Seuls les noms des ministres seront annoncés lundi, pas ceux des secrétaires d'Etat. Pour quelle raison ?

Sans aucun doute pour permettre aux nouvelles têtes d'affiche de se faire mieux connaître et d'être mieux identifiées par les Français. C'est vrai que c'était une des problématiques du gouvernement d'Édouard Philippe. On connaissait bien un certain nombre de têtes d'affiche, par contre, de très nombreux ministres avaient un niveau de notoriété qui était relativement modeste. Donc peut-être que là il y a l'idée de laisser le temps au gouvernement d'imprimer sa marque dans l'opinion pour ne pas trop brouiller le message et donner le sentiment qu'on revient à un gouvernement de 30 ou 40 noms.

Est-ce Jean Castex ou Emmanuel Macron qui choisira réellement les membres du gouvernement ?

Le Premier ministre a toujours son mot à dire, mais ce qu'on lit dans tous les témoignages d'anciens Premiers ministres, c'est qu'au moment où ils prennent leur fonction, il y a quand même déjà un casting qui a été préempté par le président de la République, par les services de l'Elysée. On doit sans doute être dans ce cas de figure. Évidemment, le Premier ministre a son mot à dire, il peut mettre son veto parfois sur certains noms ou essayer d'infléchir telle décision, peut-être aussi sur les affectations de telle ou telle personnalité. Donc, c'est une décision qui se fait à deux, avec évidemment une prédominance du chef de l'Etat.
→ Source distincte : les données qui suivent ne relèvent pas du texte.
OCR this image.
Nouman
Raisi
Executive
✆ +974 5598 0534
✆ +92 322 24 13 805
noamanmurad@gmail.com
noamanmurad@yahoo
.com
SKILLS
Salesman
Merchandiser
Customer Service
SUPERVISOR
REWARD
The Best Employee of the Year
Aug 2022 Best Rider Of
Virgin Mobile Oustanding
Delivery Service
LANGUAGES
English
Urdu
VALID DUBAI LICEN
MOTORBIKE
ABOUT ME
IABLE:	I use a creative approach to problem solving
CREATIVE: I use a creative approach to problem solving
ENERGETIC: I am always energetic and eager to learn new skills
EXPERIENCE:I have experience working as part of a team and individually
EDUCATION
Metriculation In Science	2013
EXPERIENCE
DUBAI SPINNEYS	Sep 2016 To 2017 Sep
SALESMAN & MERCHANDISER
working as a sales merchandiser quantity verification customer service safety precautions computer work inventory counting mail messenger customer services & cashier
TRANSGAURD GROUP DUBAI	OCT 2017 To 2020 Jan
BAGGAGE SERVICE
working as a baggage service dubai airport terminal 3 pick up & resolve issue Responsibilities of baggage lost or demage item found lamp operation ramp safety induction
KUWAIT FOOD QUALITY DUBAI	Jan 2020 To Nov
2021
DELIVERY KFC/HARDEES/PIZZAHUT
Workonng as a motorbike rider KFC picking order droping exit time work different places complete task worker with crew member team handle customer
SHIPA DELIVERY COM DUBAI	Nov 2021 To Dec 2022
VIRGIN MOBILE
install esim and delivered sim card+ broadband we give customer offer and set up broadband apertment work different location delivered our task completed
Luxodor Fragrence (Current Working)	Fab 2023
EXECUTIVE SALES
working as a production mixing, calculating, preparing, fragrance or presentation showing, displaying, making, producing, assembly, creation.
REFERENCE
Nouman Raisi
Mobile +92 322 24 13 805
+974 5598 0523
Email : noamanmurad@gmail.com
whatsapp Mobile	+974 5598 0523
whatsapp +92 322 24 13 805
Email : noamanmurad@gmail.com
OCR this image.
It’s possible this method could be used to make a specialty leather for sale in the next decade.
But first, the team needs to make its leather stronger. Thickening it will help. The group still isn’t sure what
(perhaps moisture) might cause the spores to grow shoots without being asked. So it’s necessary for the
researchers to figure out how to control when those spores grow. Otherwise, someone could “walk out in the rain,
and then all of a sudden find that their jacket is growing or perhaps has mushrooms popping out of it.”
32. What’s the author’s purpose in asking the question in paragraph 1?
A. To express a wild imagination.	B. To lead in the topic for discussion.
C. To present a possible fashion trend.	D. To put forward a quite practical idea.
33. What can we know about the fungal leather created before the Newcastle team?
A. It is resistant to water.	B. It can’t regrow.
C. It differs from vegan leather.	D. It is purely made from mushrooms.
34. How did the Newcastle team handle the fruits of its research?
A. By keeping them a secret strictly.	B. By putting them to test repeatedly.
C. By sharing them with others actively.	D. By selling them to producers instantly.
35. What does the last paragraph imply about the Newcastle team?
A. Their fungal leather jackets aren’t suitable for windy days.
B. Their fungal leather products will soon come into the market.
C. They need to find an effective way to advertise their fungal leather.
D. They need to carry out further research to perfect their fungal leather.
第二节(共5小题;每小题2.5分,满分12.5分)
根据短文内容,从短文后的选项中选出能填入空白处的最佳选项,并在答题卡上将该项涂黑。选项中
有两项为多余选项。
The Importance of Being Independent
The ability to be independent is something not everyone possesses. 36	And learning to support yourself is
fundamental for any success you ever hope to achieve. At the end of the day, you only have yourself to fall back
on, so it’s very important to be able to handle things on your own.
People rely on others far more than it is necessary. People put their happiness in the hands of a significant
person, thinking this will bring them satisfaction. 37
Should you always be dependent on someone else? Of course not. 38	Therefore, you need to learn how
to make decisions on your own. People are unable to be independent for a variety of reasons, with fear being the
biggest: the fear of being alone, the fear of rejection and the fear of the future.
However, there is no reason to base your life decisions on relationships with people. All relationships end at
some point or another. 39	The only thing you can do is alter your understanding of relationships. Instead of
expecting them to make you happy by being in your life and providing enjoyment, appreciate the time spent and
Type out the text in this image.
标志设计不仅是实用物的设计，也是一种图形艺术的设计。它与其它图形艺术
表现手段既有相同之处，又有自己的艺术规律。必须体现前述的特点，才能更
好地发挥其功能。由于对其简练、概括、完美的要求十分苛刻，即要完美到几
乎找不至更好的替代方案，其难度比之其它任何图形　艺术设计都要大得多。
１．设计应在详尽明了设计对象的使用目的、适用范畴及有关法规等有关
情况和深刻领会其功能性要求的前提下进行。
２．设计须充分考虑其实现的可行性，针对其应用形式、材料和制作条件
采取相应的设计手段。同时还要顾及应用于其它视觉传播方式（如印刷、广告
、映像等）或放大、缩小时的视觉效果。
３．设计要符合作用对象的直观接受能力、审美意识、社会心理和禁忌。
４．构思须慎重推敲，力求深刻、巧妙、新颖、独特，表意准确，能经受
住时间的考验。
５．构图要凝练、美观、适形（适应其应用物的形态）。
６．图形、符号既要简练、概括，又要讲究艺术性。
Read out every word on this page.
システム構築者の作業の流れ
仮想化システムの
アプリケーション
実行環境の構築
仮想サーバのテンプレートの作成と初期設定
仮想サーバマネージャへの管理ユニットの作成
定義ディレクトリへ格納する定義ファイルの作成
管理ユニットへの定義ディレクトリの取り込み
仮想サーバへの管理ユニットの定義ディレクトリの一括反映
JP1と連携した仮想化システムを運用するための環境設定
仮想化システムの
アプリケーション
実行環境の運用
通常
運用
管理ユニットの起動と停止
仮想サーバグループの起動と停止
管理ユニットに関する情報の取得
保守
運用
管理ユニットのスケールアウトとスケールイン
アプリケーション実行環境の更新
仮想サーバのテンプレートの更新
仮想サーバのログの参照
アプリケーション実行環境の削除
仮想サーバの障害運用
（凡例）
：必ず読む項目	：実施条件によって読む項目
Est-ce délicat de faire un remaniement ?

Oui, c'est délicat et là particulièrement délicat parce qu'on a dépassé le mi-mandat. Emmanuel Macron a effectué aujourd'hui plus de 60% de son mandat. Le temps est extrêmement compté. Il reste moins de deux ans au nouveau gouvernement pour essayer de montrer ses lignes de force, pour que ses politiques et ses actions se traduisent concrètement dans la vie de tous les jours de l'économie et des Français. C'est un temps extrêmement court. Dans un an et quelques mois, peut-être 15 mois maximum, tout le monde sera déjà dans la présidentielle et dans la pré-campagne présidentielle. Donc le temps va être extrêmement court. (…) Il faut que Jean Castex passe vite à la vitesse supérieure, notamment sur l'économie, avec en toile de fond la crise à l'automne, les suppressions d'emplois, les jeunes sortis du système scolaire qui vont arriver sur le marché de l'emploi. Il y a un impératif pour lui d'aller vite de manière à montrer aux yeux des Français que ce changement de Premier ministre a été utile.